Among the pantheon of terrible Christmas songs, I’m especially haunted by Relient K’s 2006 cover of The 12 Days of Christmas. Being 2006, most of the music was terrible, but Relient K were (are?) also a Christian alt rock band, meaning they’re a special sort of awful. In their cover they go through the 12 Days of Christmas, and most of the lyrics are unchanged. The main addition is a chorus where they belt out: “What’s a partridge? What’s a pear tree? I don’t know so please don’t ask me.” It – what? You can understand someone maybe not knowing what a partridge is – it’s not one of the most common birds out there. You don’t immediately conjure up the image when you hear it. It’s not a seagull. But how do you not know what a pear tree is? This is not by any means a new or innovative point, but the 2000s, particularly in American media, had this real witlessness. They took a very specific pride in being stupid, in highlighting their lack of understanding on a particular topic.
Relient K’s Christmas song is just one example – there are plenty of others, and if you lived through the period you will have your own. One of the ones that sticks with me is Agent Cody Banks, a 2003 kids comedy film starring Frankie Muniz as a child spy, in the vein of Young James Bond or Alex Rider. It’s a stupid horny film where most of the jokes revolve around sexual harassment, including one sequence that’s aged particularly poorly where Cody uses his x-ray glasses to look at women’s underwear. The plot of the film has Cody attempt to befriend a young Hilary Duff, at the time incredibly popular as Lizzie McGuire. He is told that her interests include horse riding and TS Eliot, and so he goes up to her and says hey I really love TS Eliot, I love how she captures the female experience. Hilary Duff naturally turns around and says – TS Eliot is a man. The joke here is that Cody Banks is stupid. Duff is cultured and intelligent, she reads modernist poetry, and Cody Banks is a skateboarder. In the strictest sense it’s treated as a character flaw, but in the long run it doesn’t matter. Cody Banks saves the day by being spunky and adventurous. His ignorance is funny, but ultimately not a problem that needs to be overcome. There’s actually a similar sequence in Agent Cody Banks 2 – in a different context, but structurally it’s almost identical. Cody Banks is working with a handler, played by Anthony Anderson.

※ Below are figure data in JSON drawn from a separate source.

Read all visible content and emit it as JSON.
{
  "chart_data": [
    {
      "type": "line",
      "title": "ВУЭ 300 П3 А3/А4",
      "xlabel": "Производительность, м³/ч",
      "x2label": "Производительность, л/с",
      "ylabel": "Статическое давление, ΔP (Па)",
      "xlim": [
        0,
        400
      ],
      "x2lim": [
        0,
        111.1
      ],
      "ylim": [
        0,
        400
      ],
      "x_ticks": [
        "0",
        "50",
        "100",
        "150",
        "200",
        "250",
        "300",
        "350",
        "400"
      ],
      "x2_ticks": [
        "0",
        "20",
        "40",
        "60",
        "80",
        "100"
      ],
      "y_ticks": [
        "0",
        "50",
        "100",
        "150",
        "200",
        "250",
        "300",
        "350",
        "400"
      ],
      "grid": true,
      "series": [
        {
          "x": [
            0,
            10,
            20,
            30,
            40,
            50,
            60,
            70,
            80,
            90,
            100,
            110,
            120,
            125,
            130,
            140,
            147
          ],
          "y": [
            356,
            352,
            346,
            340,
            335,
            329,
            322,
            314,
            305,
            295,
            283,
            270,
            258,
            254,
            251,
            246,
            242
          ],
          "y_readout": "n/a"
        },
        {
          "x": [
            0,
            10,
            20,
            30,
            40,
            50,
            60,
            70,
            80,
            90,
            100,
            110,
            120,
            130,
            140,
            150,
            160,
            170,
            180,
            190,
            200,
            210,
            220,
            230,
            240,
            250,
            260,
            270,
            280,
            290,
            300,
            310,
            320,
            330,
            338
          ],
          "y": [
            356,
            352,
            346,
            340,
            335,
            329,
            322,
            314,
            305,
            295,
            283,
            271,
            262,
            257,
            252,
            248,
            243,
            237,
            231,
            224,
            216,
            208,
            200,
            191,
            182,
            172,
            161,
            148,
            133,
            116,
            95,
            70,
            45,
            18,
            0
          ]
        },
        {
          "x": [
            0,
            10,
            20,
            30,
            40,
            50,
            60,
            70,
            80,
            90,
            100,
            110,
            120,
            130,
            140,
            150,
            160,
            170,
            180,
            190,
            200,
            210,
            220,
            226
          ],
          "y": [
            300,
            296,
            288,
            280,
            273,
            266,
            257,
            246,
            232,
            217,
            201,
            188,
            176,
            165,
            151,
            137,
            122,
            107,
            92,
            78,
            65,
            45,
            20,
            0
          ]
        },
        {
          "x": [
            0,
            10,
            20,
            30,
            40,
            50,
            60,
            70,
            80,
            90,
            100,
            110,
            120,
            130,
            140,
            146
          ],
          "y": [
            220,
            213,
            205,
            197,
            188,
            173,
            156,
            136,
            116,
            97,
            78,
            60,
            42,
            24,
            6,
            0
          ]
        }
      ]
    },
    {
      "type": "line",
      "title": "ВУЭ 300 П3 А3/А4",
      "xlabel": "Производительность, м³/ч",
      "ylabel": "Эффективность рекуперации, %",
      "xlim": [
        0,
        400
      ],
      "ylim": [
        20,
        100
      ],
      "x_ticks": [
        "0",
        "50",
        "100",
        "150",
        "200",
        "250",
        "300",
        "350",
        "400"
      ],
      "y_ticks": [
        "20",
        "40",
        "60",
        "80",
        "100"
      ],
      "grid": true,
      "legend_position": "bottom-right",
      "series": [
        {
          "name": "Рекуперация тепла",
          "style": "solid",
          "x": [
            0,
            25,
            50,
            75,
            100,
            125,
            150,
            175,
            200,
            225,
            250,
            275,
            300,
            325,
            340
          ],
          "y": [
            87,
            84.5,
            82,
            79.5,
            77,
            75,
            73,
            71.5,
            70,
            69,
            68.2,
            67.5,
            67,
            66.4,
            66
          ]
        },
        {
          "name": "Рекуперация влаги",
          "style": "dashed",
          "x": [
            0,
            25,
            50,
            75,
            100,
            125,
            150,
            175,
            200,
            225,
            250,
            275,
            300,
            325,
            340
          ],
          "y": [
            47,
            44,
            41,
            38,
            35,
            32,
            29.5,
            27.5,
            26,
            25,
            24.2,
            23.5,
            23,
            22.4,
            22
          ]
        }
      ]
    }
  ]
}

Anderson attends a high society event in a Nigerian boubou, and Banks jeers, “Nice dress, Derek.” As in the first film, Cody’s ignorance is named and countered – everyone explains to Cody what a boubou is, and the scene moves on – but again we see a contrast between Banks as the stupid young American and his blonde, cultured female counterpart, played in the second film by Hannah Spearitt from S Club 7.
The 00s in general I think can be characterized as the stupid decade, so much is the focus on idiocy and the figure of the moron. The vacuous consumerism of the 80s and 90s was obviously exploded by 9/11, which prompted a long run of disaster and apocalypse movies – but also, I think, the paired phenomenon of tales of the American idiot. Spielberg’s War of the Worlds, which for my money is sort of the archetypal post-9/11 disaster movie, came out in 2005. It sits at the head of a whole host of other disaster or apocalypse movies from the period – 2012, The Day After Tomorrow, Poseidon, The Impossible (a Ewan McGregor film about the 2004 Boxing Day tsunami), and I’d even include zombie apocalypse films like 28 Days Later. All of these films focus on the exteriority of disaster, on the lived and experienced effects. In War of the Worlds, it’s about the carcass of the crashed plane, the rubble. It’s about Tom Cruise coated in dust and grime in a pretty direct visual reference to the images of first responders coming away from the Towers. All of these films are paired with the more interior books and stories, all the soul-searching titles looking for the root of the problem in American cultural decline. Michael Moore’s Stupid White Men came out in 2001. Green Day’s American Idiot was 2004, and Idiocracy was 2006. All through these years the media was dominated by stories about Bush’s verbal gaffes in interviews and speeches – his Bushisms. It’s the same thing that led people to circulate Caitlin Upton‘s faltering answer in a Miss Teen USA pageant in 2007 (“I personally believe that U.S. Americans are unable to do so because, um, some people out there in our nation don’t have maps”). Agent Cody Banks and the Relient K Christmas song are very minor titles in that lineage, but they both tap into the themes of American stupidity that seem so directly to rise out of 9/11. It’s considered a cultural malaise but also embraced as a form of identity. It’s a problem and a point of honour, and it led to a bunch of really obnoxious, stupid art. What’s a partridge? What’s a pear tree? Awful.